Table 6 presents test accuracy of the classical machine learning models on the MNISQ datasets. S4 achieved the highest accuracy, with a test accuracy of 77.78% on mnist_784 with a fidelity of 95. This performance surpassed that of the other models by a significant margin. Interestingly, as the fidelity decreased, both the accuracy of the quantum methods and the accuracy of the S4 and LSTM also dropped. On the other hand, the accuracy of the Transformer showed the opposite trend, where datasets with lower fidelity resulted in better performance. Because higher-fidelity datasets have more information and consist of longer QASM sequences, these results suggest that S4 and LSTM can effectively capture long-range dependencies while Transformer cannot. In particular, the S4 model was designed to capture long-range dependencies52, and thus, achieved the highest performance.

Table 6 Test multiclass accuracy of classical machine learning models.

Table 7 shows test accuracy of the S4 model trained with and without augmented datasets. We can observe clear performance improvement on each dataset, indicating the effectiveness of data augmentation in MNISQ as in other machine learning problems30. We may also expect that dataset size matters to machine learning methods for quantum-circuit recognition tasks from these results.

Table 7 Test multiclass accuracy of the S4 model trained with and without augmented data at fidelity 95.

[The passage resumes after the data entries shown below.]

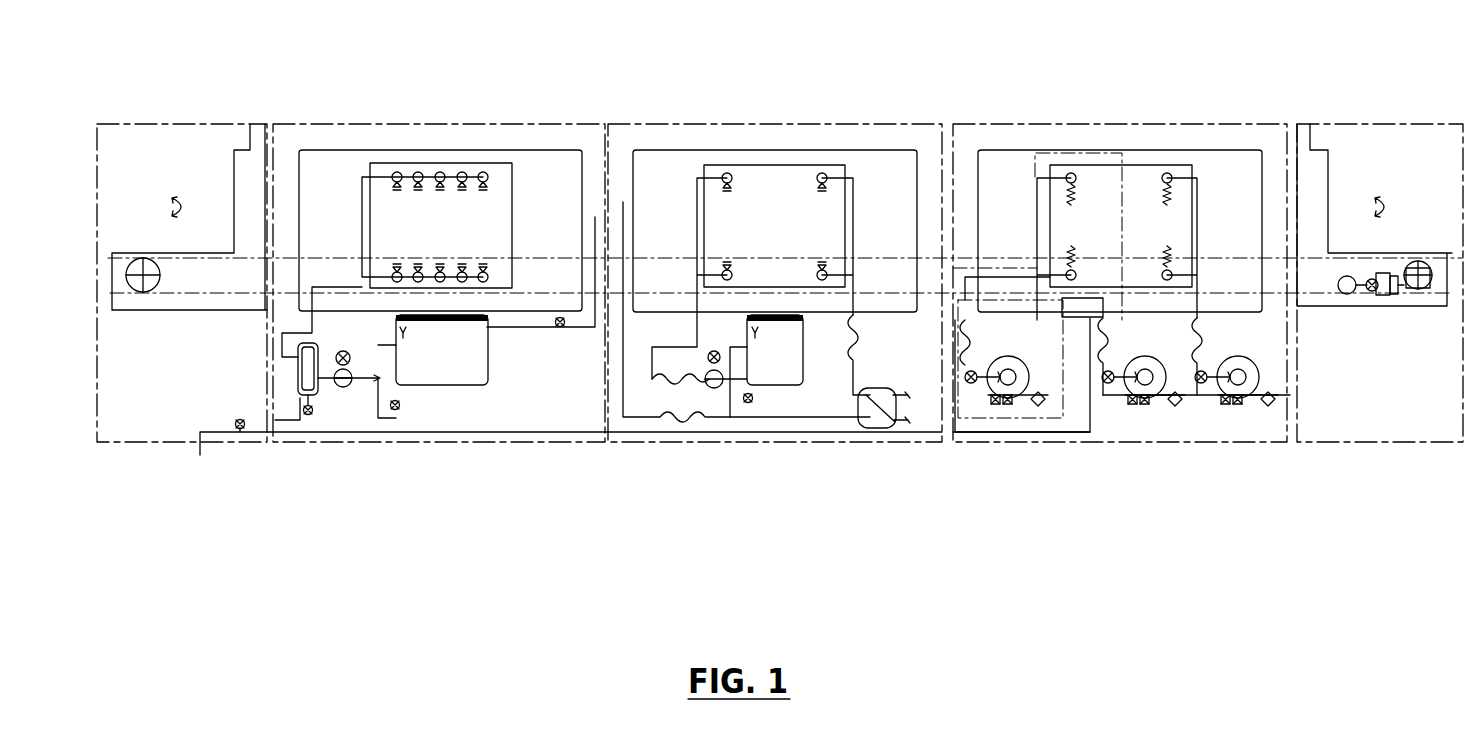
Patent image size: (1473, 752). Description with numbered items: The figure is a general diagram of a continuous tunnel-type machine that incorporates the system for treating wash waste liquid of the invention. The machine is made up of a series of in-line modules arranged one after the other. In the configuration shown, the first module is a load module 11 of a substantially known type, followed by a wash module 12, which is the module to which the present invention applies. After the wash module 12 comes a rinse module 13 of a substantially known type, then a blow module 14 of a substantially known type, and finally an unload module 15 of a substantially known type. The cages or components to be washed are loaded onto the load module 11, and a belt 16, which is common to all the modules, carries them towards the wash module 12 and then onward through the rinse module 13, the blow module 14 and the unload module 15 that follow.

The load module 11 is at (147, 390).
The wash module 12 is at (512, 390).
The rinse module 13 is at (842, 357).
The blow module 14 is at (1157, 343).
The unload module 15 is at (1393, 365).
The belt 16 is at (207, 254).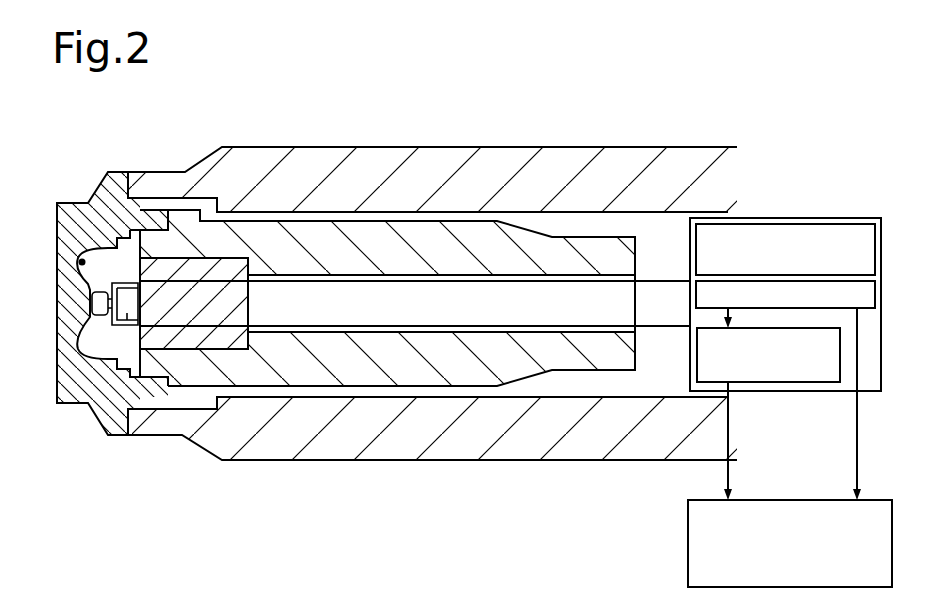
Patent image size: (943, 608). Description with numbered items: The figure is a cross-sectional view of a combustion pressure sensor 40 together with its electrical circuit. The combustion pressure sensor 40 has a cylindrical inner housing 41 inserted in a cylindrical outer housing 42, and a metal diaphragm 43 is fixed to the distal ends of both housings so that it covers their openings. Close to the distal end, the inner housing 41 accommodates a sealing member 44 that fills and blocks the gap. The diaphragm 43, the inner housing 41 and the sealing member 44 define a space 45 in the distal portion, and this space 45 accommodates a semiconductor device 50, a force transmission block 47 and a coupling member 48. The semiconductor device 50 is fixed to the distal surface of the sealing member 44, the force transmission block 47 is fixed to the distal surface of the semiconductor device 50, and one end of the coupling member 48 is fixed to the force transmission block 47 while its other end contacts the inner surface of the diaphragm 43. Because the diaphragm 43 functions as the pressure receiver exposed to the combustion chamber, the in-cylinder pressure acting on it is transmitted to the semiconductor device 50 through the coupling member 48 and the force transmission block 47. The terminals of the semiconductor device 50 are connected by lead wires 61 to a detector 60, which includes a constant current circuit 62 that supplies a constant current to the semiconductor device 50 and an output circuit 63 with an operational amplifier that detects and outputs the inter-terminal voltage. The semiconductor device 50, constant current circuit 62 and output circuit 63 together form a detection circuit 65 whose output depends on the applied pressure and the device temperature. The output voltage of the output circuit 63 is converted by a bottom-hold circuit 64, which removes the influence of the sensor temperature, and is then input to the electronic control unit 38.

The electronic control unit 38 is at (688, 541).
The combustion pressure sensor 40 is at (376, 274).
The inner housing 41 is at (368, 231).
The outer housing 42 is at (448, 158).
The diaphragm 43 is at (77, 203).
The sealing member 44 is at (177, 262).
The space 45 is at (78, 262).
The force transmission block 47 is at (112, 318).
The coupling member 48 is at (92, 303).
The semiconductor device 50 is at (126, 320).
The detector 60 is at (789, 217).
The lead wires 61 is at (662, 280).
The constant current circuit 62 is at (858, 218).
The output circuit 63 is at (866, 310).
The bottom-hold circuit 64 is at (769, 383).
The detection circuit 65 is at (794, 311).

It is important to note that these results were achieved without incorporating any prior knowledge of quantum computing into the classical machine learning methods. Incorporating such knowledge could further improve the performance of these classical models in classifying quantum circuits.

In conclusion, MNISQ enables systematic studies with variational and gradient-based quantum models, hybrid quantum-classical approaches, and classical sequence models. It provides a controlled benchmark for analyzing robustness to noise and circuit complexity, evaluating error mitigation techniques, and developing data-driven methods to model noise effects in quantum circuits. While not designed for direct implementation of quantum error correction codes, the dataset can support benchmarking of noise-aware methods and preprocessing strategies relevant to error correction and fault-tolerant workflows. Given its scale and dual representation, the dataset also supports tasks such as circuit classification, generation, and quantum architecture search.